With parking limited around the stadium for yesterday’s Super Bowl, attendees relied on the New York region’s transit system to get to and from the game. After months of worry about the weather, mass transit was the Least Valuable Player on game day.
In a regrettable failure on the nation’s biggest stage, one of the defining images of a forgettable Super Bowl will be hordes of attendees swarming transit platforms in futile attempts at ingress and egress.
The Super Bowl was billed as the “first ever Mass-Transit Super Bowl”: “With parking spaces at the stadium severely restricted for the game, Super Bowl organizers decided to rely heavily on trains and buses, which are usually used on a considerably smaller scale for Jets and Giants games,” reports Matt Flegenheimer.
In another article, Mike Frassinelli and Ryan Hutchins claim the 28,000 people who used transit to attend the game totaled “far more people than officials had expected, and it proved too much for the transit system to handle.”
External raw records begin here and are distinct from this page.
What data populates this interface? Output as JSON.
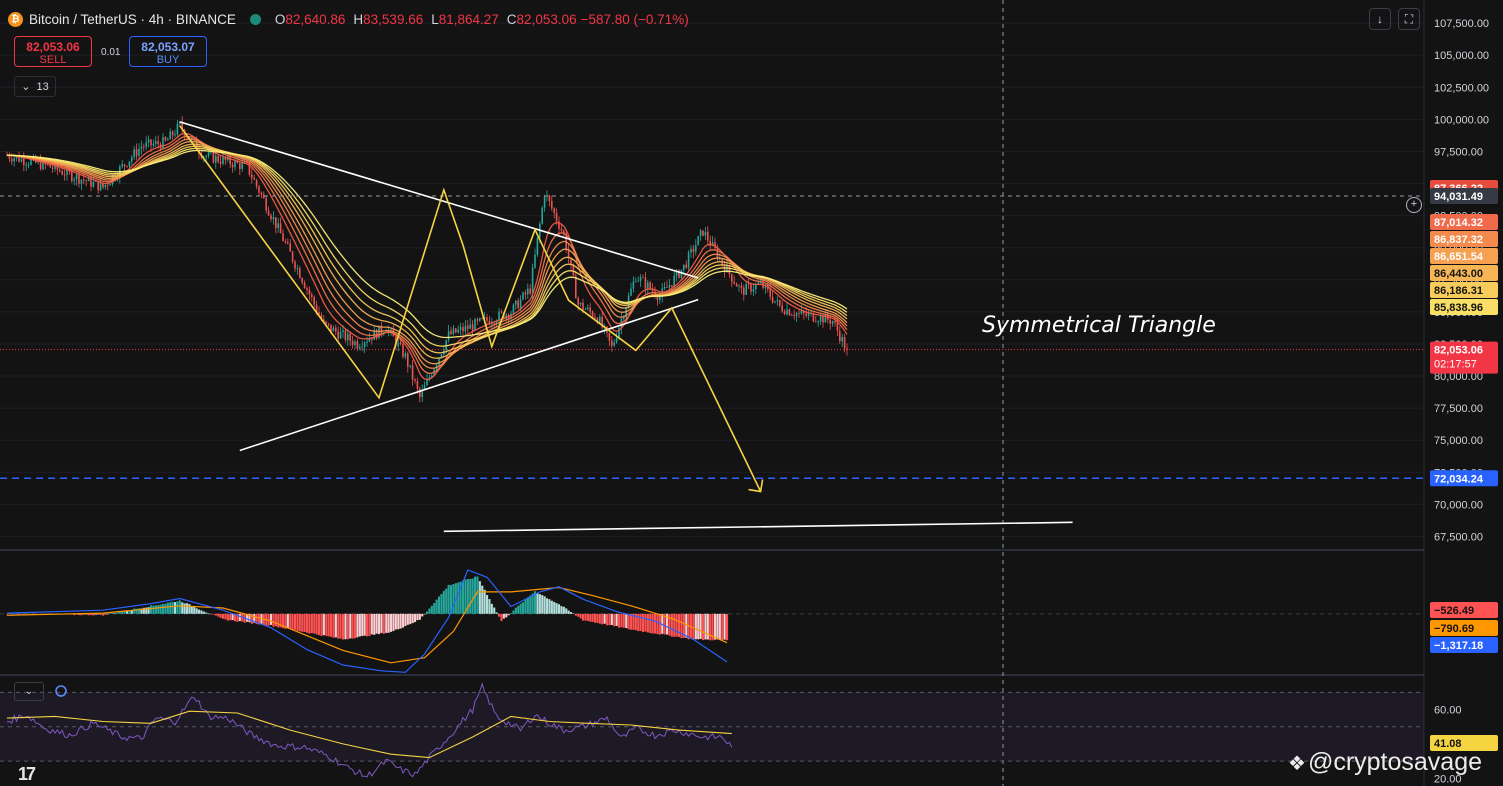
{
  "header": {
    "symbol": "Bitcoin / TetherUS · 4h · BINANCE",
    "coin_glyph": "₿",
    "open_label": "O",
    "open": "82,640.86",
    "high_label": "H",
    "high": "83,539.66",
    "low_label": "L",
    "low": "81,864.27",
    "close_label": "C",
    "close": "82,053.06",
    "change": "−587.80 (−0.71%)"
  },
  "trade": {
    "sell_price": "82,053.06",
    "sell_label": "SELL",
    "buy_price": "82,053.07",
    "buy_label": "BUY",
    "spread": "0.01"
  },
  "indicators_toggle": {
    "count": "13",
    "chevron": "⌄"
  },
  "toolbar": {
    "download_glyph": "↓",
    "fullscreen_glyph": "⛶",
    "plus_glyph": "+"
  },
  "watermark": {
    "text": "@cryptosavage",
    "icon": "❖"
  },
  "tv_logo": "17",
  "colors": {
    "background": "#131313",
    "bull": "#26a69a",
    "bear": "#ef5350",
    "pattern": "#f5d442",
    "trendline": "#ffffff",
    "target": "#2962ff",
    "macd_line": "#2962ff",
    "signal_line": "#ff9800",
    "rsi_line": "#7e57c2",
    "rsi_ma": "#f5d442"
  },
  "chart_data": [
    {
      "type": "candlestick",
      "pane": "price",
      "x_unit": "4h bar index",
      "ylim": [
        66600,
        109300
      ],
      "y_ticks": [
        "107,500.00",
        "105,000.00",
        "102,500.00",
        "100,000.00",
        "97,500.00",
        "95,000.00",
        "92,500.00",
        "90,000.00",
        "87,500.00",
        "85,000.00",
        "82,500.00",
        "80,000.00",
        "77,500.00",
        "75,000.00",
        "72,500.00",
        "70,000.00",
        "67,500.00"
      ],
      "pivots": [
        [
          0,
          97200
        ],
        [
          18,
          96300
        ],
        [
          40,
          94700
        ],
        [
          56,
          97900
        ],
        [
          66,
          98200
        ],
        [
          72,
          99500
        ],
        [
          82,
          97200
        ],
        [
          100,
          96300
        ],
        [
          110,
          92600
        ],
        [
          122,
          88000
        ],
        [
          132,
          84000
        ],
        [
          146,
          82500
        ],
        [
          158,
          83800
        ],
        [
          166,
          81500
        ],
        [
          172,
          78300
        ],
        [
          184,
          83200
        ],
        [
          198,
          84200
        ],
        [
          210,
          85000
        ],
        [
          218,
          86800
        ],
        [
          224,
          94300
        ],
        [
          232,
          91000
        ],
        [
          238,
          85600
        ],
        [
          246,
          84600
        ],
        [
          252,
          82200
        ],
        [
          262,
          87800
        ],
        [
          272,
          86200
        ],
        [
          282,
          88500
        ],
        [
          290,
          91300
        ],
        [
          298,
          88800
        ],
        [
          306,
          86600
        ],
        [
          314,
          87200
        ],
        [
          322,
          85400
        ],
        [
          330,
          84800
        ],
        [
          338,
          84600
        ],
        [
          344,
          84300
        ],
        [
          350,
          82000
        ]
      ],
      "last_close": 82053.06,
      "countdown": "02:17:57",
      "ribbon_colors": [
        "#f05a46",
        "#f2734a",
        "#f48a4e",
        "#f6a052",
        "#f7b656",
        "#f8cc5b",
        "#f9df66",
        "#fbf07a"
      ],
      "ribbon_labels": [
        "87,366.22",
        "87,014.32",
        "86,837.32",
        "86,651.54",
        "86,443.00",
        "86,186.31",
        "85,838.96"
      ],
      "ribbon_label_colors": [
        "#e74c3c",
        "#f06a4c",
        "#f48a4e",
        "#f6a052",
        "#f7b656",
        "#f8cc5b",
        "#f9df66"
      ],
      "crosshair_price": "94,031.49",
      "target_price": "72,034.24",
      "annotations": [
        {
          "type": "text",
          "text": "Symmetrical Triangle"
        },
        {
          "type": "trendline",
          "name": "upper-resistance",
          "points": [
            [
              72,
              99800
            ],
            [
              288,
              87650
            ]
          ]
        },
        {
          "type": "trendline",
          "name": "lower-support",
          "points": [
            [
              97,
              74200
            ],
            [
              288,
              85950
            ]
          ]
        },
        {
          "type": "trendline",
          "name": "long-support",
          "points": [
            [
              182,
              67900
            ],
            [
              444,
              68600
            ]
          ]
        },
        {
          "type": "polyline",
          "name": "swing-pattern",
          "points": [
            [
              72,
              99500
            ],
            [
              155,
              78300
            ],
            [
              182,
              94500
            ],
            [
              190,
              90200
            ],
            [
              202,
              82300
            ],
            [
              220,
              91400
            ],
            [
              234,
              85900
            ],
            [
              262,
              82000
            ],
            [
              277,
              85300
            ],
            [
              314,
              71000
            ]
          ]
        },
        {
          "type": "arrow",
          "name": "target-arrow",
          "points": [
            [
              314,
              71000
            ]
          ]
        }
      ]
    },
    {
      "type": "bar",
      "pane": "macd",
      "ylim": [
        -1620,
        1720
      ],
      "y_ticks": [
        "0.00"
      ],
      "pivots": [
        [
          0,
          0
        ],
        [
          40,
          -30
        ],
        [
          72,
          360
        ],
        [
          90,
          -150
        ],
        [
          110,
          -320
        ],
        [
          140,
          -700
        ],
        [
          160,
          -500
        ],
        [
          172,
          -160
        ],
        [
          184,
          780
        ],
        [
          196,
          1020
        ],
        [
          206,
          -200
        ],
        [
          220,
          620
        ],
        [
          230,
          260
        ],
        [
          240,
          -170
        ],
        [
          260,
          -430
        ],
        [
          286,
          -700
        ],
        [
          300,
          -720
        ]
      ],
      "lines": {
        "macd": [
          [
            0,
            20
          ],
          [
            40,
            100
          ],
          [
            60,
            280
          ],
          [
            72,
            420
          ],
          [
            90,
            100
          ],
          [
            110,
            -380
          ],
          [
            125,
            -980
          ],
          [
            140,
            -1400
          ],
          [
            156,
            -1560
          ],
          [
            166,
            -1600
          ],
          [
            174,
            -1100
          ],
          [
            184,
            -100
          ],
          [
            192,
            1200
          ],
          [
            200,
            1000
          ],
          [
            210,
            200
          ],
          [
            222,
            600
          ],
          [
            230,
            740
          ],
          [
            240,
            400
          ],
          [
            254,
            60
          ],
          [
            270,
            -200
          ],
          [
            286,
            -700
          ],
          [
            300,
            -1317
          ]
        ],
        "signal": [
          [
            0,
            -40
          ],
          [
            40,
            20
          ],
          [
            72,
            220
          ],
          [
            90,
            160
          ],
          [
            110,
            -200
          ],
          [
            125,
            -600
          ],
          [
            140,
            -1000
          ],
          [
            160,
            -1340
          ],
          [
            174,
            -1200
          ],
          [
            186,
            -480
          ],
          [
            196,
            600
          ],
          [
            210,
            600
          ],
          [
            230,
            720
          ],
          [
            244,
            500
          ],
          [
            260,
            220
          ],
          [
            278,
            -150
          ],
          [
            300,
            -791
          ]
        ]
      },
      "last_values": {
        "histogram": "−526.49",
        "signal": "−790.69",
        "macd": "−1,317.18"
      }
    },
    {
      "type": "line",
      "pane": "rsi",
      "ylim": [
        15.5,
        79.5
      ],
      "y_ticks": [
        "60.00",
        "20.00"
      ],
      "bands": [
        70,
        50,
        30
      ],
      "pivots": [
        [
          0,
          53
        ],
        [
          8,
          57
        ],
        [
          16,
          49
        ],
        [
          26,
          45
        ],
        [
          36,
          52
        ],
        [
          48,
          44
        ],
        [
          56,
          43
        ],
        [
          62,
          55
        ],
        [
          70,
          53
        ],
        [
          78,
          68
        ],
        [
          84,
          56
        ],
        [
          92,
          55
        ],
        [
          102,
          45
        ],
        [
          112,
          39
        ],
        [
          124,
          38
        ],
        [
          134,
          33
        ],
        [
          142,
          26
        ],
        [
          150,
          21
        ],
        [
          158,
          30
        ],
        [
          164,
          25
        ],
        [
          170,
          22
        ],
        [
          176,
          32
        ],
        [
          184,
          44
        ],
        [
          194,
          60
        ],
        [
          198,
          73
        ],
        [
          204,
          56
        ],
        [
          214,
          48
        ],
        [
          220,
          57
        ],
        [
          226,
          52
        ],
        [
          232,
          48
        ],
        [
          240,
          50
        ],
        [
          250,
          55
        ],
        [
          256,
          43
        ],
        [
          262,
          49
        ],
        [
          270,
          45
        ],
        [
          278,
          48
        ],
        [
          290,
          44
        ],
        [
          298,
          44
        ],
        [
          302,
          38
        ]
      ],
      "ma": [
        [
          0,
          55
        ],
        [
          20,
          56
        ],
        [
          40,
          53
        ],
        [
          60,
          52
        ],
        [
          76,
          59
        ],
        [
          96,
          58
        ],
        [
          118,
          48
        ],
        [
          140,
          40
        ],
        [
          160,
          34
        ],
        [
          176,
          32
        ],
        [
          194,
          44
        ],
        [
          210,
          56
        ],
        [
          226,
          53
        ],
        [
          242,
          52
        ],
        [
          260,
          51
        ],
        [
          280,
          48
        ],
        [
          302,
          46
        ]
      ],
      "last_value": "41.08"
    }
  ]
}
Taking the brunt of the traffic (and the complaints) was New Jersey Transit: “Crowds boarded en masse at Pennsylvania Station in Manhattan and traveled to Secaucus Junction, where people were then required to show game tickets before boarding connecting trains to the stadium, which is in East Rutherford. It took a while,” says Flegenheimer. Delays were so bad after the game, in fact, that attendees were encouraged to stay in the stadium. Lines weren’t fully clear until 2.5 hours after the game. The transit system even lucked out that the game wasn’t closer: “the situation would probably have been worse if the game had been closer and a lot of Denver fans had chosen to stay to the end."